Sunday, February 1, 2009

Super Bowl or Presbyterianism?

(The image is of John Knox.)

Should I blog about Presbyterianism this evening, or watch the Super Bowl? Duh. Obviously I'll do both.

Our tour guide, Samuel Gardiner, believed in a religious system that took many of its precepts from Presbyterianism. It may surprise you to find that he retained a clear view of the subject. Pick up your reading of the History of England at page 22.

Presbyterianism, in the 16th century was Calvinism as practiced in Geneva, transposed to a national scale. It was practiced in Scotland and elsewhere, but in Scotland it found its most fertile ground. The central ideas were the same as those embraced by the Genevans, the Dutch and the more precise English:

-- Salvation by faith
-- Predestination
-- The importance of a preaching ministry
-- Church government by presbyters, lay-elders, and deacons.

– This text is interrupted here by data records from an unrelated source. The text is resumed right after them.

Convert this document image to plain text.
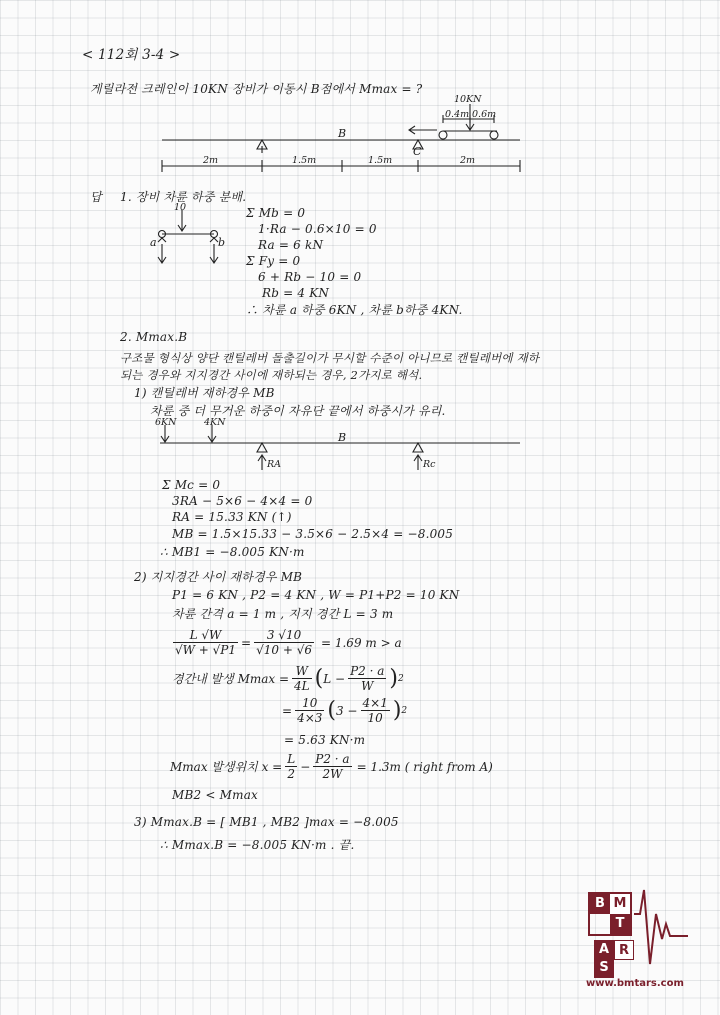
< 112회 3-4 >
게릴라전 크레인이 10KN 장비가 이동시 B점에서 Mmax = ?
10KN
0.4m 0.6m
B
C
2m	1.5m	1.5m	2m
답 1. 장비 차륜 하중 분배.
10
a	b
Σ Mb = 0
1·Ra − 0.6×10 = 0
Ra = 6 kN
Σ Fy = 0
6 + Rb − 10 = 0
Rb = 4 KN
∴ 차륜 a 하중 6KN , 차륜 b하중 4KN.
2. Mmax.B
구조물 형식상 양단 캔틸레버 돌출길이가 무시할 수준이 아니므로 캔틸레버에 재하
되는 경우와 지지경간 사이에 재하되는 경우, 2가지로 해석.
1) 캔틸레버 재하경우 MB
차륜 중 더 무거운 하중이 자유단 끝에서 하중시가 유리.
6KN	4KN
B
RA	Rc
Σ Mc = 0
3RA − 5×6 − 4×4 = 0
RA = 15.33 KN (↑)
MB = 1.5×15.33 − 3.5×6 − 2.5×4 = −8.005
∴ MB1 = −8.005 KN·m
2) 지지경간 사이 재하경우 MB
P1 = 6 KN , P2 = 4 KN , W = P1+P2 = 10 KN
차륜 간격 a = 1 m , 지지 경간 L = 3 m
$\frac{L √W}{√W + √P1} = \frac{3 √10}{√10 + √6} = 1.69$ m > a
경간내 발생 $Mmax = \frac{W}{4L}$ ( $L - \frac{P2 \cdot a}{W}$ ) 2
= $\frac{10}{4\times 3}$ ( $3 - \frac{4\times 1}{10}$ ) 2
= 5.63 KN·m
Mmax 발생위치 $x = \frac{L}{2} - \frac{P2 \cdot a}{2W} = 1.3m$ ( right from A)
MB2 < Mmax
3) Mmax.B = [ MB1 , MB2 ]max = −8.005
∴ Mmax.B = −8.005 KN·m . 끝.
B M
T
A R
S
www.bmtars.com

It seems surprising to us now that this system was viewed, by both sides, as antithetical to the protestantism of the Church of England. In fact, the Presbyterians and the Anglicans disagreed in only a few articles.
In terms of dogma, they disgreed mainly on which of them was most anti-Papist.

Gardiner does a good job of explaining the nature of Presbyterianism: it was a movement of the clergy. That it had a hold on the populace is probably because the only literate man were those clergy. The few Scots nobles who took an interest in abstract matters tended to Catholicism; the rest embraced Presbyterian government as the weakest competition to their own power. The result was that Calvinism, in itself a system very amenable to personal liberty, became itself somewhat oppressive. Gardiner's explanation of this beginning on page 24 is very convincing.

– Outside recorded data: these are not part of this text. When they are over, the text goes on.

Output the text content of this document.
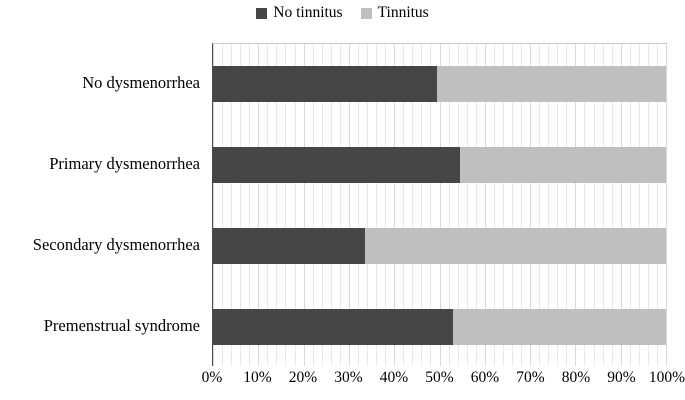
No tinnitus Tinnitus
No dysmenorrhea
Primary dysmenorrhea
Secondary dysmenorrhea
Premenstrual syndrome
0% 10% 20% 30% 40% 50% 60% 70% 80% 90% 100%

After the Super Bowl, we'll pick up on page 26.

By the way, I heard this joke today: The devil was inspecting his domains and came upon a damned soul who had a smile on his face. "Why," asked the devil, "are you smiling while toiling in this infernal heat?" "I'm from Phoenix, " said the man. "I like it hot." The devil would have none of this and immediately dropped the temperature of Hell to near zero Kelvin. The next day, he visited the soul and still found him smiling. "Why are you smiling now?" he asked. "I've frozen everything.". "Yes," answered the soul: "I figure that means the Cardinals are in the Super Bowl."